A sort of Men’s Shed group in Querrin got together to build an interpretation of the Sally in the big barn at a local farm, Steve Morris came along and kept the work on track, and the result is one of the most attractive boats in all Ireland, a no-nonsense multi-purpose craft which has turned heads and won competitions at places as far apart as Glandore, the Baltimore Woodenboat Festival in West Cork, and Cruinniu na mBad in Kinvara on Galway Bay, making a point of sailing to these places along the Atlantic seaboard from Kilrush.
She’s about as perfect as you can get in her way, yet she’s as different as possible from the equally perfect Naneen, and we’d the chance to compare them directly, for even as we were admiring Sally, the Naneen came into the berth just across the walkway.
All I can say is that when some project gets the Steve Morris touch, it becomes something very special indeed. We departed on a high, determined to make the best of that extraordinary day by enveloping the entire Shannon Estuary experience through heading homewards by way of the Killimer-Tarbert Ferry, and along the south shore we were able to look across to the islands at the mouth of the estuary of the Fergus River where the 1886 America’s Cup Challenger Galatea came to visit Paradise House (that’s really what it was called), the Shannonside ancestral home of owner William Henn.

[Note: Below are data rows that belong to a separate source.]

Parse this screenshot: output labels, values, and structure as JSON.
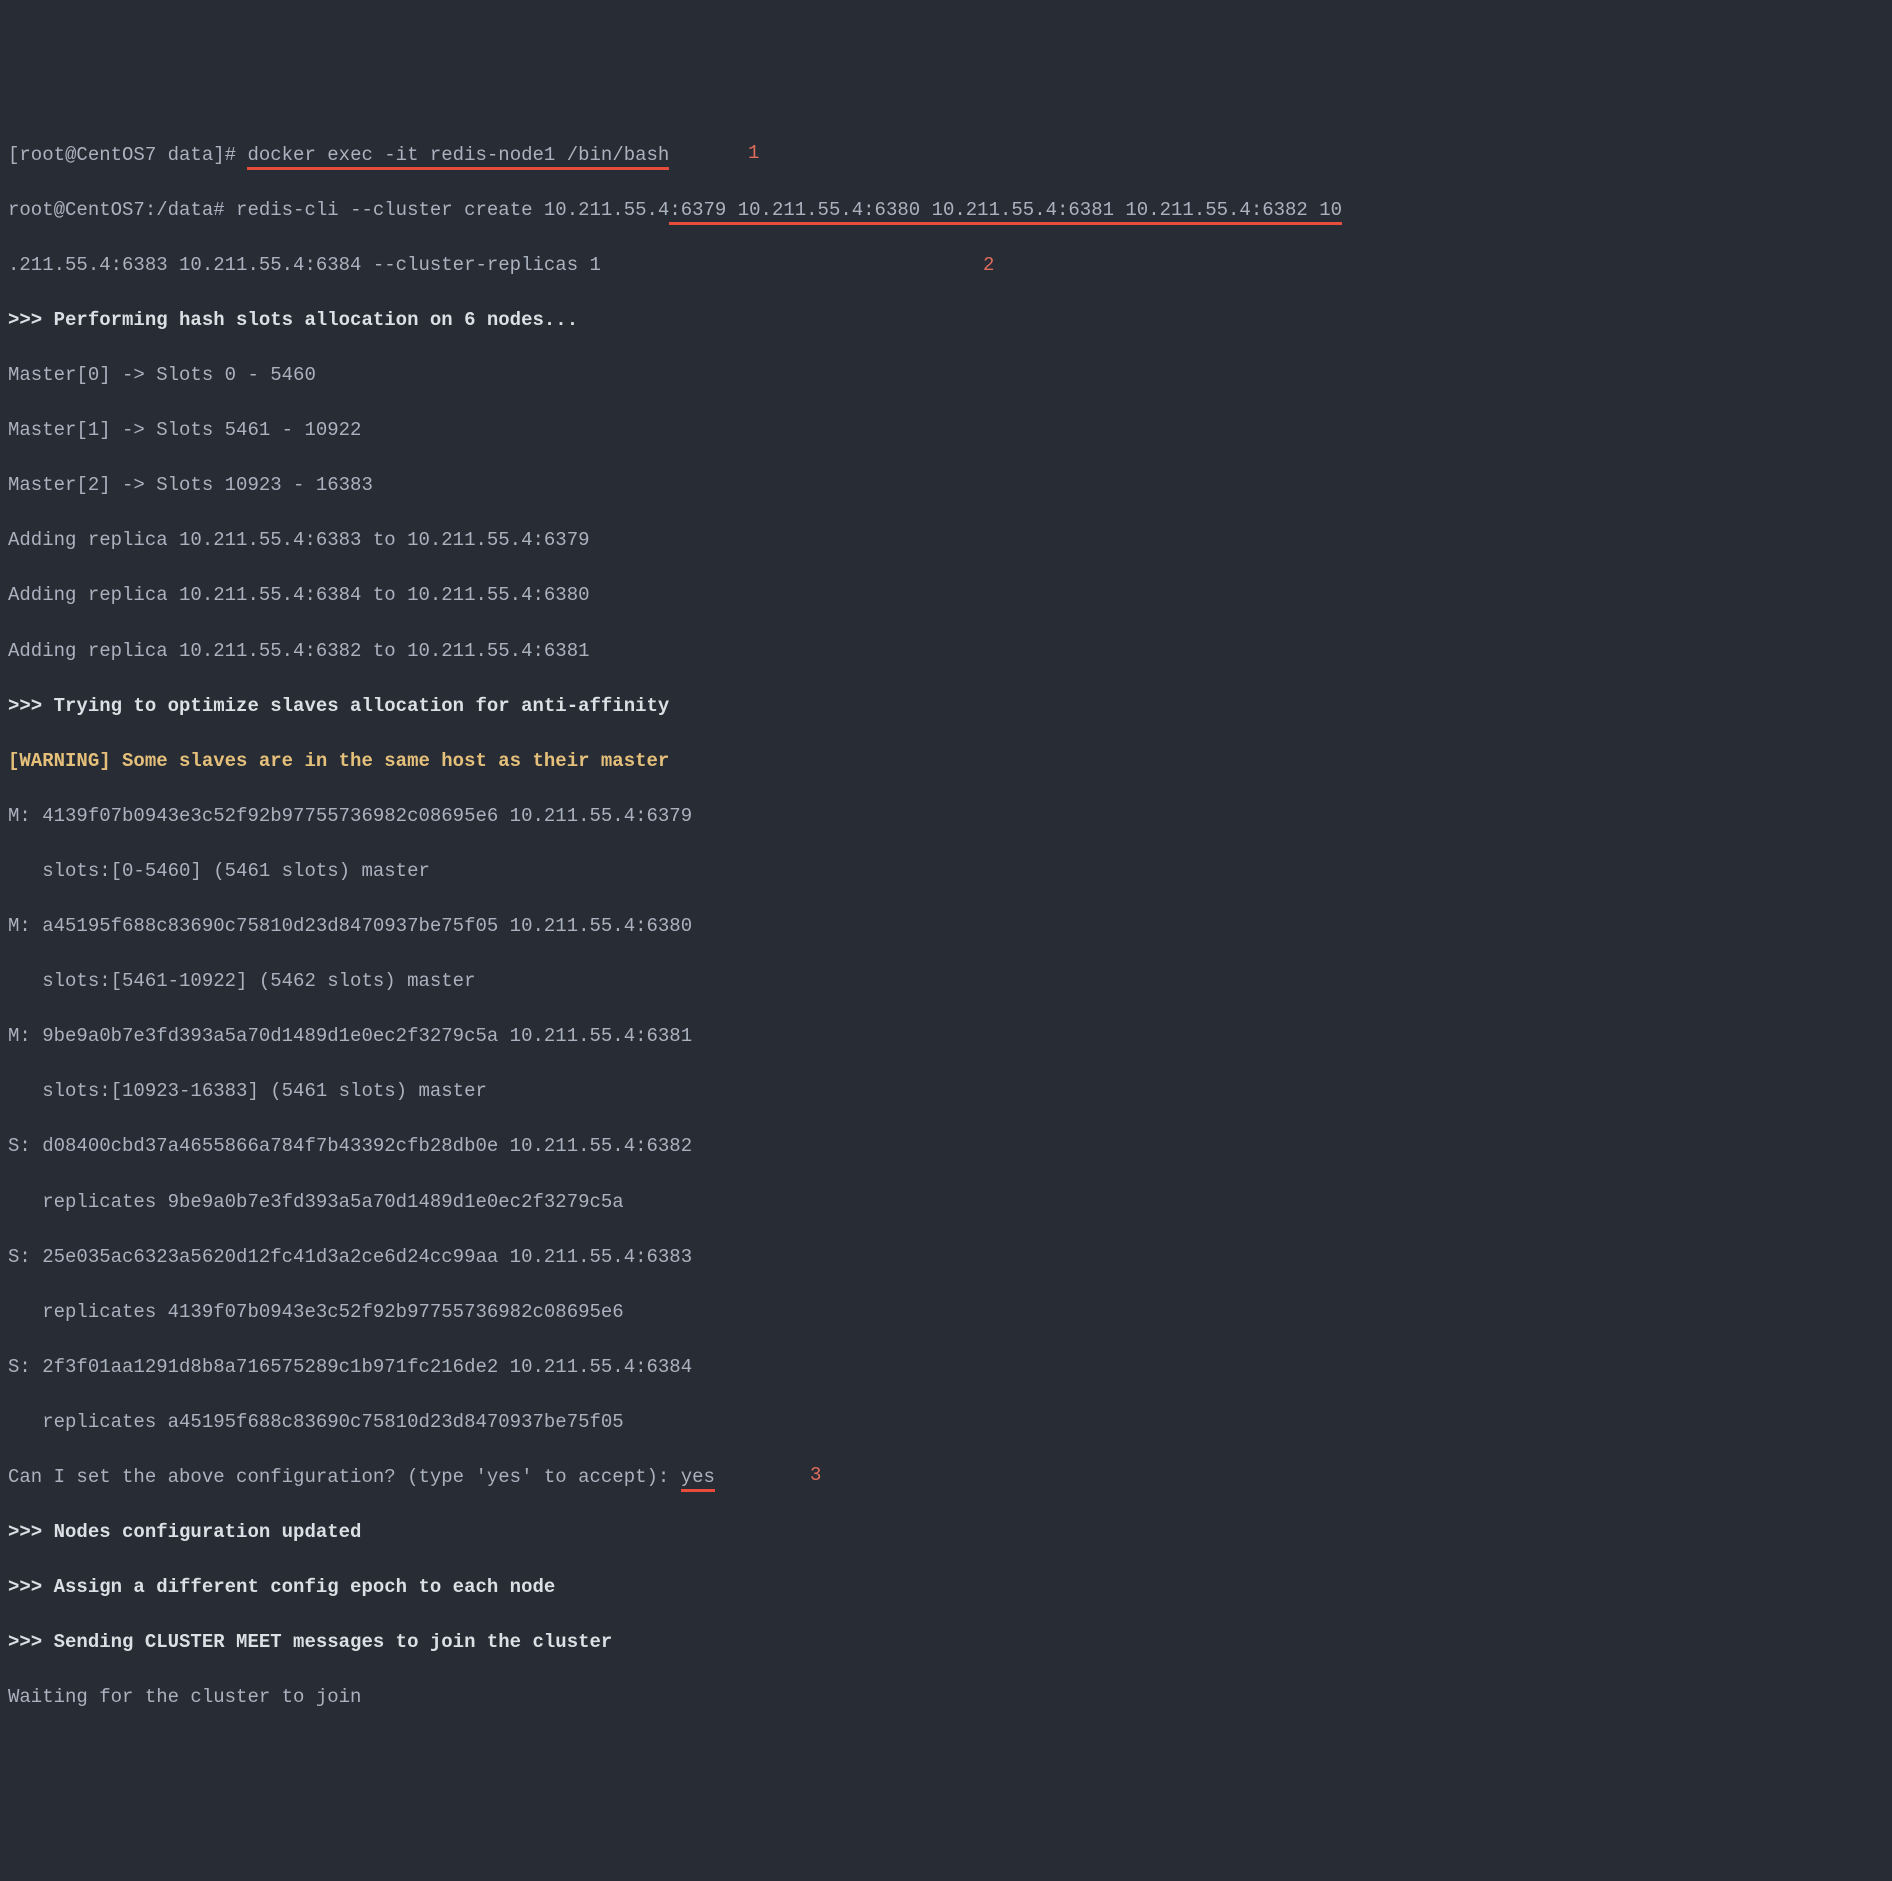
{
  "annotations": {
    "a1": "1",
    "a2": "2",
    "a3": "3"
  },
  "lines": {
    "l1_prompt": "[root@CentOS7 data]# ",
    "l1_cmd": "docker exec -it redis-node1 /bin/bash",
    "l2_prompt": "root@CentOS7:/data# ",
    "l2_cmd_a": "redis-cli --cluster create 10.211.55.4",
    "l2_cmd_b": ":6379 10.211.55.4:6380 10.211.55.4:6381 10.211.55.4:6382 10",
    "l3": ".211.55.4:6383 10.211.55.4:6384 --cluster-replicas 1",
    "l4": ">>> Performing hash slots allocation on 6 nodes...",
    "l5": "Master[0] -> Slots 0 - 5460",
    "l6": "Master[1] -> Slots 5461 - 10922",
    "l7": "Master[2] -> Slots 10923 - 16383",
    "l8": "Adding replica 10.211.55.4:6383 to 10.211.55.4:6379",
    "l9": "Adding replica 10.211.55.4:6384 to 10.211.55.4:6380",
    "l10": "Adding replica 10.211.55.4:6382 to 10.211.55.4:6381",
    "l11": ">>> Trying to optimize slaves allocation for anti-affinity",
    "l12": "[WARNING] Some slaves are in the same host as their master",
    "l13": "M: 4139f07b0943e3c52f92b97755736982c08695e6 10.211.55.4:6379",
    "l14": "   slots:[0-5460] (5461 slots) master",
    "l15": "M: a45195f688c83690c75810d23d8470937be75f05 10.211.55.4:6380",
    "l16": "   slots:[5461-10922] (5462 slots) master",
    "l17": "M: 9be9a0b7e3fd393a5a70d1489d1e0ec2f3279c5a 10.211.55.4:6381",
    "l18": "   slots:[10923-16383] (5461 slots) master",
    "l19": "S: d08400cbd37a4655866a784f7b43392cfb28db0e 10.211.55.4:6382",
    "l20": "   replicates 9be9a0b7e3fd393a5a70d1489d1e0ec2f3279c5a",
    "l21": "S: 25e035ac6323a5620d12fc41d3a2ce6d24cc99aa 10.211.55.4:6383",
    "l22": "   replicates 4139f07b0943e3c52f92b97755736982c08695e6",
    "l23": "S: 2f3f01aa1291d8b8a716575289c1b971fc216de2 10.211.55.4:6384",
    "l24": "   replicates a45195f688c83690c75810d23d8470937be75f05",
    "l25_a": "Can I set the above configuration? (type 'yes' to accept): ",
    "l25_b": "yes",
    "l26": ">>> Nodes configuration updated",
    "l27": ">>> Assign a different config epoch to each node",
    "l28": ">>> Sending CLUSTER MEET messages to join the cluster",
    "l29": "Waiting for the cluster to join"
  }
}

Then we swept into Foynes to admire the crisp style of the thriving yacht club while gazing thoughtfully across to the cottage on Foynes Island where global circumnavigation pioneer Conor O’Brien of Saoirse fame spent his last years, and where the restored Ilen had come in the Autumn of last year to pay her respects, and then we went to see Cyril Ryan and the wide range of work he does at Ryan & Roberts at Askeaton, where he has a boatyard in classic style where we marvelled at the huge road crane Kim Roberts used to drive, and marvelled equally at the enormous tidal range in the River Deel, for David Beattie’s Ree Spray was a very long way down indeed in a muddy pool at the pontoon.
And finally, we went for a pit stop in the Dunraven Arms in Adare and wondered again at the sometimes misunderstood genius of the neighbourhood’s Lord Dunraven, with his two America’s Cup Challenges in 1893 and 1895. Then with a seemingly eternal sunset at our backs, we left Ireland and went back across the isthmus to Howth, simply stunned by the memory of the incredible range of the Shannon Estuary’s sailing history and its many links, a memory which had somehow given us a much clearer understanding of what it is that Hal Sisk and Fionan de Barra are trying to achieve with their pioneering vision for the future of the DB21 class.